Robotics is an area clearly affected by the onrush of new and improved technology, but other facets of protective and tactical operations also are affected that may be slightly less intuitive.
Recently, for example, a company devised a new kind of fabric that can help officers do their job not only more safely but more comfortably. The hybrid fabric originated with another segment of the law enforcement population.
“K-9 handlers were telling me the vests were too hot and heavy for the dogs,” said Linda Lazarowich, president of ProWearGear.com, Inc. based in Canada. “This reduces the vest from 12-15 pounds down to three pounds.”3
Lazarowich decided to adapt the technology for human use after she received feedback from police officers about their own comfort and safety.

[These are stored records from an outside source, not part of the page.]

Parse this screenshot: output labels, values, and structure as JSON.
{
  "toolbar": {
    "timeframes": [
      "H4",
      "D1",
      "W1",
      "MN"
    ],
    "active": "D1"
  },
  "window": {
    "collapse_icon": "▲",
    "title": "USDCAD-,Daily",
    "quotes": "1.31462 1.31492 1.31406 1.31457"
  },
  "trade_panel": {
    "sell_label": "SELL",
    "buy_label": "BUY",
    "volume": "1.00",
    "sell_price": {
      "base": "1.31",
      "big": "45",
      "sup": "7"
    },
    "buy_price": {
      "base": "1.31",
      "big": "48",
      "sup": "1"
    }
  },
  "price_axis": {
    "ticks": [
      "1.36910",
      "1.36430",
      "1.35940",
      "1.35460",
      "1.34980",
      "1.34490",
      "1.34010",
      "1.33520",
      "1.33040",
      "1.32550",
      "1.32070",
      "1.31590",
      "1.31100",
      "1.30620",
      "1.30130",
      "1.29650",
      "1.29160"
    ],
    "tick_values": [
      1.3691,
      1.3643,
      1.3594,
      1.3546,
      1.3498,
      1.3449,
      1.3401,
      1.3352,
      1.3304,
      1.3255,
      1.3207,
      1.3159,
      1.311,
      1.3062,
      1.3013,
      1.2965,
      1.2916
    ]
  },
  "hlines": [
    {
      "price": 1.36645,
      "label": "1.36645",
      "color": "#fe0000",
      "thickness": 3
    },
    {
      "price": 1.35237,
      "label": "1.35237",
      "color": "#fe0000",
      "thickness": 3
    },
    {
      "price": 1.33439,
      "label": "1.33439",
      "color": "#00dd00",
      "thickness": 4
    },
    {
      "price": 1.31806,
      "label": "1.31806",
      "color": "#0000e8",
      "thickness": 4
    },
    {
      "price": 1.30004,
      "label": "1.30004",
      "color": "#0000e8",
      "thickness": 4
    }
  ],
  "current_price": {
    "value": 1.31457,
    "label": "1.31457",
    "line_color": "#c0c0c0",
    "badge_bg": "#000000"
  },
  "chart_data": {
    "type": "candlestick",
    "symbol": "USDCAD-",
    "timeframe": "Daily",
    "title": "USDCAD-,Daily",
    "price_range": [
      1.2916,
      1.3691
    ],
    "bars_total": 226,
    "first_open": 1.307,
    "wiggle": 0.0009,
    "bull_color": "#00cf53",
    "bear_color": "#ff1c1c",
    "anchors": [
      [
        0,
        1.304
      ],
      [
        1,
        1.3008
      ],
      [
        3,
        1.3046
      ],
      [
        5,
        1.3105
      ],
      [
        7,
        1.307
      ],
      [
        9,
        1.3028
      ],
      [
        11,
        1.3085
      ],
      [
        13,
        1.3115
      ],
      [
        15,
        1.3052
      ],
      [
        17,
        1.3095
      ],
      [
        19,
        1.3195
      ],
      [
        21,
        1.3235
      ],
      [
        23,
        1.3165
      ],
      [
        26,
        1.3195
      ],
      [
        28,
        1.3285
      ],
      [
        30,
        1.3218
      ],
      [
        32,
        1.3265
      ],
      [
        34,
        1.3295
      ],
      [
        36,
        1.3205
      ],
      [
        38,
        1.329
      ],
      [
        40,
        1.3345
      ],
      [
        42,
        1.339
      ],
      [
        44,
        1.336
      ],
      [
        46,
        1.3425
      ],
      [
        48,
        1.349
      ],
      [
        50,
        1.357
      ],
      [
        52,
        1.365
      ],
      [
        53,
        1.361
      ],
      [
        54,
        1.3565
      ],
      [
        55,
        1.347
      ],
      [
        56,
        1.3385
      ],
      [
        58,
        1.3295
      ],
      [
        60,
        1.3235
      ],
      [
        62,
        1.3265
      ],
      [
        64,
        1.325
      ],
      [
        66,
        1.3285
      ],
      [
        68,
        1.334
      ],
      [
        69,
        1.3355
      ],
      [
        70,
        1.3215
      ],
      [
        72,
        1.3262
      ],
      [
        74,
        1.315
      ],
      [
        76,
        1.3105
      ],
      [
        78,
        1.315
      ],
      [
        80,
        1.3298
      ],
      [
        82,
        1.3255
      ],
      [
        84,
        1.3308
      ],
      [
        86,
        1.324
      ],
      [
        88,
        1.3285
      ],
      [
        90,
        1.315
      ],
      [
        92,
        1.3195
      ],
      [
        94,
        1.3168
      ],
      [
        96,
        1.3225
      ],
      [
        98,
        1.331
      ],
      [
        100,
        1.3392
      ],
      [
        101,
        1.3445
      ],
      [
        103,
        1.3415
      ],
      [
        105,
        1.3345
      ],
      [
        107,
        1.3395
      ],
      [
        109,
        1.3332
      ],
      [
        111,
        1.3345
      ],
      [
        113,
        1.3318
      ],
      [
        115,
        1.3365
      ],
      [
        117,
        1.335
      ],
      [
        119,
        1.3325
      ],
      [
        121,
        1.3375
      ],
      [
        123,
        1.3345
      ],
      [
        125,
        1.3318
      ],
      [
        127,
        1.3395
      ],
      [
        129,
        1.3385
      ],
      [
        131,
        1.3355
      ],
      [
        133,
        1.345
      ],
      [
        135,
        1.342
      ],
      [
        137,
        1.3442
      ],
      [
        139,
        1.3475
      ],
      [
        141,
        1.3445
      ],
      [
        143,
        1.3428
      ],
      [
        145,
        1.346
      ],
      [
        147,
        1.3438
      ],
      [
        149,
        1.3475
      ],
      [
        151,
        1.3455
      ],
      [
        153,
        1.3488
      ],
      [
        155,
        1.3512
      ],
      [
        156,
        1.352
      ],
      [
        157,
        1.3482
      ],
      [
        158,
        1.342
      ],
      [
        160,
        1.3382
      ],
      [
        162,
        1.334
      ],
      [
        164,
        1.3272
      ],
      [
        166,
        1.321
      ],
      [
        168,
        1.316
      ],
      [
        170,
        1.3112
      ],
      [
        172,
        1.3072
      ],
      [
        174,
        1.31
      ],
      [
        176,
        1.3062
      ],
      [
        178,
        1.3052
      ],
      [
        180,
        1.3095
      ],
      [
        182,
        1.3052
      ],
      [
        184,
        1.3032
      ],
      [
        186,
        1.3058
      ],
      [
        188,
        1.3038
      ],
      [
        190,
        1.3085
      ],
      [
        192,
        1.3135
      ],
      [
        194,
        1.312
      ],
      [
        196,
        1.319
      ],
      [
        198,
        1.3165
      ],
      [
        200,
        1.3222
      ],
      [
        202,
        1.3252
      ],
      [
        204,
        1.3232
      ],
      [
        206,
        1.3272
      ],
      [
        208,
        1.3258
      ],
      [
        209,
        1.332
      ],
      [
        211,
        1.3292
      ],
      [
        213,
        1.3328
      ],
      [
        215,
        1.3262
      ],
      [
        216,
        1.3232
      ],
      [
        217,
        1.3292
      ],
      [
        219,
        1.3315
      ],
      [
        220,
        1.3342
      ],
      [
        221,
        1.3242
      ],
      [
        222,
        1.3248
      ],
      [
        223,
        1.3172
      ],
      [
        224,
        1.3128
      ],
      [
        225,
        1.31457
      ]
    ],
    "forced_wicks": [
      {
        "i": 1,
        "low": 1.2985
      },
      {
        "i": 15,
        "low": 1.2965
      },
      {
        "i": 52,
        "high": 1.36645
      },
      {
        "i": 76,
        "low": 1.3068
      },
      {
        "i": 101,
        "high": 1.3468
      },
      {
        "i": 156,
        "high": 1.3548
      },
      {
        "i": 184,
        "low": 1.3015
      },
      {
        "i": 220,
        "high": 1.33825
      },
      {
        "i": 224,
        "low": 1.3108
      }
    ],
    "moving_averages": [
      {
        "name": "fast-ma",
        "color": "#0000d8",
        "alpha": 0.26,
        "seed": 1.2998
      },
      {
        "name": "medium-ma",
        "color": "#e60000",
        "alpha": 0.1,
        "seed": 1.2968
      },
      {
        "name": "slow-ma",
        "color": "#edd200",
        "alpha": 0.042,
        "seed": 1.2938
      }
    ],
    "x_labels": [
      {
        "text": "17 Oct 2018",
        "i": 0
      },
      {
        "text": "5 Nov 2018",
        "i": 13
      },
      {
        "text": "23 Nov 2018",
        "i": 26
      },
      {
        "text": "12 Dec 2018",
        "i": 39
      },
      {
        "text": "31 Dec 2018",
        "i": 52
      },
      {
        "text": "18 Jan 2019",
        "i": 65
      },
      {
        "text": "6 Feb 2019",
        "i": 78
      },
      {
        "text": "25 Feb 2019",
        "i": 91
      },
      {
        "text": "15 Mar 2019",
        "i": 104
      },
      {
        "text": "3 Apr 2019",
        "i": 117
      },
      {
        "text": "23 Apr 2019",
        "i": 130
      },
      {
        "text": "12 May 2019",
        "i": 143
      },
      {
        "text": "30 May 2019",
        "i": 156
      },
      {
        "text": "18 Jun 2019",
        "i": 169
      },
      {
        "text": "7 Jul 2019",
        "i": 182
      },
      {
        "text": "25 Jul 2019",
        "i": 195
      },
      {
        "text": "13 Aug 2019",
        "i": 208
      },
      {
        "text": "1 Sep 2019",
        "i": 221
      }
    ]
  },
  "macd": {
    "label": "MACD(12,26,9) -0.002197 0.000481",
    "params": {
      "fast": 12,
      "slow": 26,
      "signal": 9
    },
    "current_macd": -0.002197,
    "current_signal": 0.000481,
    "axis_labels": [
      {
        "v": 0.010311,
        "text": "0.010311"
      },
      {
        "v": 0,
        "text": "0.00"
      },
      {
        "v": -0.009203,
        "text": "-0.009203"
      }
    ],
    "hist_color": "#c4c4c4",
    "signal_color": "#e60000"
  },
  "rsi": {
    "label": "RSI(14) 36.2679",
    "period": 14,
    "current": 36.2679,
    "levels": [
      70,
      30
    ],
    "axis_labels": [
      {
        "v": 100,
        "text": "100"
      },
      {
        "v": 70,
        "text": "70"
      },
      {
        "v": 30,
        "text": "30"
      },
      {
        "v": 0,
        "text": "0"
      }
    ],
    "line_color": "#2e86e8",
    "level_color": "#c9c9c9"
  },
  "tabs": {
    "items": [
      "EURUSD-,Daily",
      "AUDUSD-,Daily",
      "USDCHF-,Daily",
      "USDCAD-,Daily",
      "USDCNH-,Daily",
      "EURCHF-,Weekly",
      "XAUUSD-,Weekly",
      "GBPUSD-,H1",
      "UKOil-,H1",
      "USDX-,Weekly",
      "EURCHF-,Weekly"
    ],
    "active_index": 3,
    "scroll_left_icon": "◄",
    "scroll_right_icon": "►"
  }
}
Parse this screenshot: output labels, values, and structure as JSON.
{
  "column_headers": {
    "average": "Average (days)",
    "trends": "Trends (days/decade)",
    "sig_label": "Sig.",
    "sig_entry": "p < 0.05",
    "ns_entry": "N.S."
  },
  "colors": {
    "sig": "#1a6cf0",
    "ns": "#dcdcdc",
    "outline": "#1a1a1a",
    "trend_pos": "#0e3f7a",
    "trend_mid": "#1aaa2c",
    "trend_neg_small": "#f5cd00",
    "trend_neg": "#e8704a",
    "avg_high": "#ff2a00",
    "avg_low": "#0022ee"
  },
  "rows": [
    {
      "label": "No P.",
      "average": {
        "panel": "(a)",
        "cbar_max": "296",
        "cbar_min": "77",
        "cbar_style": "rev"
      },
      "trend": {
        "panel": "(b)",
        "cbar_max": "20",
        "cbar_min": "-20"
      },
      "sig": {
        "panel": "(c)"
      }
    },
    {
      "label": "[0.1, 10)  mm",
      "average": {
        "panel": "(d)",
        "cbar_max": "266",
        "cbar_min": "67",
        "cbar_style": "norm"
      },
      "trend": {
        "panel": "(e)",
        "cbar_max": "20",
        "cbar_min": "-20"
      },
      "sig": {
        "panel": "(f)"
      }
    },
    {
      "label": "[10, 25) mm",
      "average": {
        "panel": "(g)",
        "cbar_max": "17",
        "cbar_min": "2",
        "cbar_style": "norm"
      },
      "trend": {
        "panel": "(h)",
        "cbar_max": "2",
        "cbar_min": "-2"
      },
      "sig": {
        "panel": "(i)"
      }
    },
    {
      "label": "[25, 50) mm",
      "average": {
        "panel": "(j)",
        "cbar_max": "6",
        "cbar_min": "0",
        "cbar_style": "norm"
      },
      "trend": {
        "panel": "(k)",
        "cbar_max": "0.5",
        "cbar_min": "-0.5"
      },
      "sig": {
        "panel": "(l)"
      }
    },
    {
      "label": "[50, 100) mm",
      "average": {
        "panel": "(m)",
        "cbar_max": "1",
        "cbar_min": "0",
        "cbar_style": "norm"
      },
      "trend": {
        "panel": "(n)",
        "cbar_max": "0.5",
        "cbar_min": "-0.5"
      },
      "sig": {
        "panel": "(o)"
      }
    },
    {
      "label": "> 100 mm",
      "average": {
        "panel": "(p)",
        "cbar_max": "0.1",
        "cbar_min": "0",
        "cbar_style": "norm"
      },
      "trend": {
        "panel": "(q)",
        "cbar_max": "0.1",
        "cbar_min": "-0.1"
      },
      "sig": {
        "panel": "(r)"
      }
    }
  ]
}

“They showed me cuts and bruises they have to deal with on an ongoing basis. It’s in places like the arms, legs, and belly, and there’s no gear for it,” Lazarowich said. “People know where officers are vulnerable.”
As a result, Lazarowich has designed products for officers, which will hit the market later this year. The vests are made of a new fabric composite, created using a process recently patented by Lazarowich.
The new composite fabric, which Lazarowich is calling Armordillo, is lightweight and flexible, and can adjust easily to any body type. Along with the vest, Lazarowich is experimenting with other garments like neckwear for carotid artery protection, gauntlets, gaiters, and even T-shirts.
Armordillo garments are not bulletproof, but can ward off stabbings and similar attacks while fitting comfortably under regular clothing.
“You can tuck it in under your regular vest or Polo shirt, and it would weigh maybe three-quarters of a pound,” Lazarowich said. “It’s not a ballistic garment, but it’s puncture and slash resistant against things like knives and other sharp weapons like beer bottles. It’s 360-degree protection all the way around.”
Technology is weaving itself into other types of gear and equipment as well. California-based head protection company Schuberth North America now offers a flip-up, high-speed helmet with a built-in internal antenna. Florida company ArmourLite pioneered shatterproof, tritium-illuminated watches. Germany-based CeoTronics provides high-tech mobile radios and terminals.
Protective and tactical considerations are not always driven entirely be technology, however. Practical Defense Training Technologies, a training solutions provider based in California, is working to ensure that law enforcement training is as close to the real thing as possible. Practical Defense Training Technologies is a pioneer in what is referred to as reality-based training, which involves using simulated weapons and other items that are as close to real life as they can be. But the provider is also working to advance law enforcement know-how through good, old-fashioned relationship building and subject matter knowledge.
“We try to create an atmosphere of resource sharing,” said company President Gordon Potter. “For example, if an agency is struggling with scenario development in its training, we can help. We’re not taking over their training; we’re providing solutions.”4
Other companies offering tactical and protective training products and services include Minnesota firm Ballistic Rubber, Wisconsin firm Qualification Targets Incorporated, and Georgia-based live fire simulation training provider Meggitt Training Systems. ♦
1 Matthew Speakman, phone interview, May 30, 2013.
2 Aimee Barmore, phone interview, May 29, 2013.
3 Linda Lazarowich, phone interview, May 28, 2013.
4 Gordon Potter, phone interview, May 29, 2013.
Please cite as:
Scott Harris, "Products Old and New Help Protect Officers in Hostile Terrain," Product Feature, The Police Chief 80 (August 2013): 86–88.